Hence, understanding the impact of EP on mood regulation has led to a potentially valuable new antidepressant methodology — BOTOX® as an antidepressant. This methodology is particularly interesting since facially injected BOTOX® has few side effects, virtually no described interactions with systemically administered drugs, and can be used as a stand-alone therapy or adjunctive to concomitant antidepressant medications.
Potential fundamental neuroanatomical circuitry associated with BOTOX® antidepressant effect
In order to understand the EP pathway that may be at work in this antidepressant effect it is worth noting that muscular activity in the region of the brow influences proprioceptive fibers of the optic branch of the trigeminal nerve. This in consecutively may activate the ventromedial PFC through the mesencephalic trigeminal nucleus and locus ceruleus, the latter of which has direct connections with both the amygdala and the PFC — structures essential for emotional regulation.
We speculate that by injecting BOTOX® into the brow, thus temporarily and reversibly paralyzing corrugator muscle, we affect the proprioceptive signal sent via the optic branch of the trigeminal nerve. Therefore, at a neuroanatomical level BOTOX® is essentially alleviating the pain and stress carried by the corrugator muscles of the brow, supporting a theory originally proposed by Darwin approximately 150 years ago.
The idea of EP as a target for therapeutic intervention leads to two lines of conjecture about how else we might be to help able patients suffering from emotional disorders. First, what other emotional conditions might benefit from intervention with BOTOX®? And second, might the effect of this one specific cranial nerve, the trigeminal, be just one example of therapeutic benefits of modifying cranial nerve functions?
First, expressions of distress such as frowns or grimaces are not exclusive to Depression. They are common to all situations that involve grief, panic, fear and anger — emotions that might be present for example in people with anxiety disorders and anger management problems. A logical extension of our work, consequently, would be to consider the use of BOTOX® for these and other conditions. Second, the cranial nerves might be valuable conduits for therapeutic exploration. Several interventions that affect cranial nerves have already been shown to have antidepressant effects. Therefore, light therapy (optic nerve) benefits both seasonal and non-seasonal Depression. Fragrances (olfactory nerve) might also boost mood. Vagal nerve stimulation has also been used in refractory Depression with beneficial effects. And music has long been valued for its calming, antidepressant effects. Further investigation of cranial nerve manipulation in psychiatry seems justified.

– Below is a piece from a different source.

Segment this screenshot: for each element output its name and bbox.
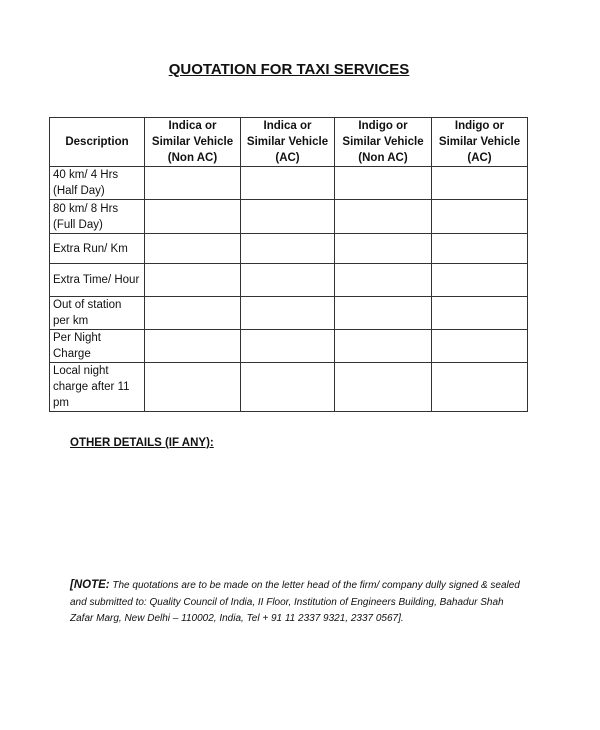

In conclusion, EP is a useful concept for understanding the impact that facial muscles have on the emotional centers of the brain. We propose that BOTOX® may be considered a potential treatment for Depression. As more data is collected, we will learn when and how best to implement this new tool. These studies of BOTOX® in Depression also provide new frontiers for other uses of this protein, and might stimulate us to give further consideration to the antidepressant uses of the cranial nerves.